DailyDirt: Accounting For Taste
from the urls-we-dig-up dept
Thanks to the receptors in our taste buds, eating is one of life’s greatest pleasures. Of the five different taste sensations, sweetness is probably the most pleasing. Starting from infancy, our bodies are already programmed to seek out sugar because it provides the energy to keep us going. There is also some indication that babies can be influenced to like salt if they are exposed to salty foods early on. As part of an evolutionary survival mechanism, our bodies are programmed to avoid eating bitter tasting things because many toxic compounds taste bitter. People like to eat sour-tasting foods, like citrus fruits or pickles, but from an evolutionary perspective, sourness is generally a warning for food spoilage. Finally, umami is supposed to be a “savory” taste, which is produced when our taste buds detect glutamate, the salt of the amino acid glutamic acid. Foods that naturally have an umami taste include cheese and tomatoes, so it’s no wonder that pizza tastes so good! Here are a few more tasty tidbits.
- Many animals, including cats and dolphins, can’t taste sweet things. It turns out that a large number of carnivores can’t taste sugars because they have non-working versions of the genes responsible for making sugar receptors on the tongue. [url]
- Researchers are working on developing artificial tongues that can mimic the human taste response to various flavors. However, to fully reproduce the experience of taste requires the development of an artifical nose, because a large part of “taste” is actually due to smell. [url]
- The elusive “salt receptor” is unlike the receptors for all the other tastes, and figuring it out is complicated by the fact that sodium is essential for life but can kill you at high enough doses. (Apparently, it takes only a few mouthfuls of salt water from the Dead Sea to kill a person.) Researchers now believe that there are two receptors or mechanisms involved in tasting salt — one that makes salt desirable and another (the elusive one) that makes it undesirable at high concentrations. [url]

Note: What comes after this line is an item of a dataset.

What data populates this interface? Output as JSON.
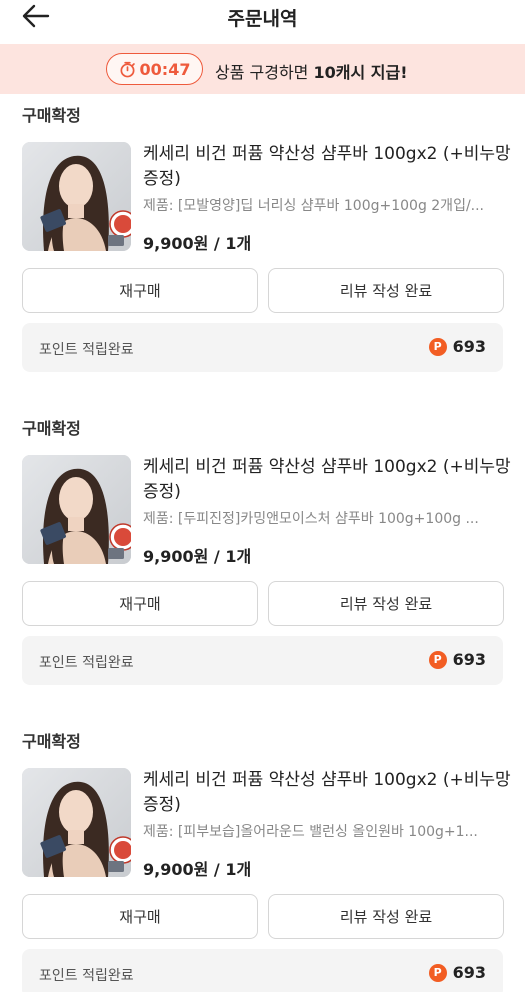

If you’d like to read more awesome and interesting stuff, check out this unrelated (but not entirely random!) Techdirt post.
Filed Under: carnivores, receptors, salty, senses, sweet, taste, tongue
Comments on “DailyDirt: Accounting For Taste”
dogs can taste sweet
cuz you gotta make sure they don’t get into antifreeze — it tastes sweet but it’s also toxic.
Re: dogs can taste sweet
One of the dangers of the advanced chemistry of the modern age is that we can create things that trick our bodies, bypassing the warning systems we have developed over millions of years of evolution.
In nature, very few sweet things are toxic. Lead is the only thing I can think off. Lead is delicious.
If you are concerned about antifreeze, only ethylene glycol is toxic. Propylene glycol, a common “marine antifreeze” or “non-toxic antifreeze” is also used a food additive, so use it instead and your pets will be fine. It doesn’t taste nearly as good as ethylene glycol does, but it wont kill you or your pets either.
Re: Re: dogs can taste sweet
“It doesn’t taste nearly as good as ethylene glycol does…”. How do you know this?
feline sweet tooth
Are they sure about cats not having sugar receptors? Because my fattest cat just climbed up on the table to scarf down maple-syrup-soaked pancakes. No bacon involved.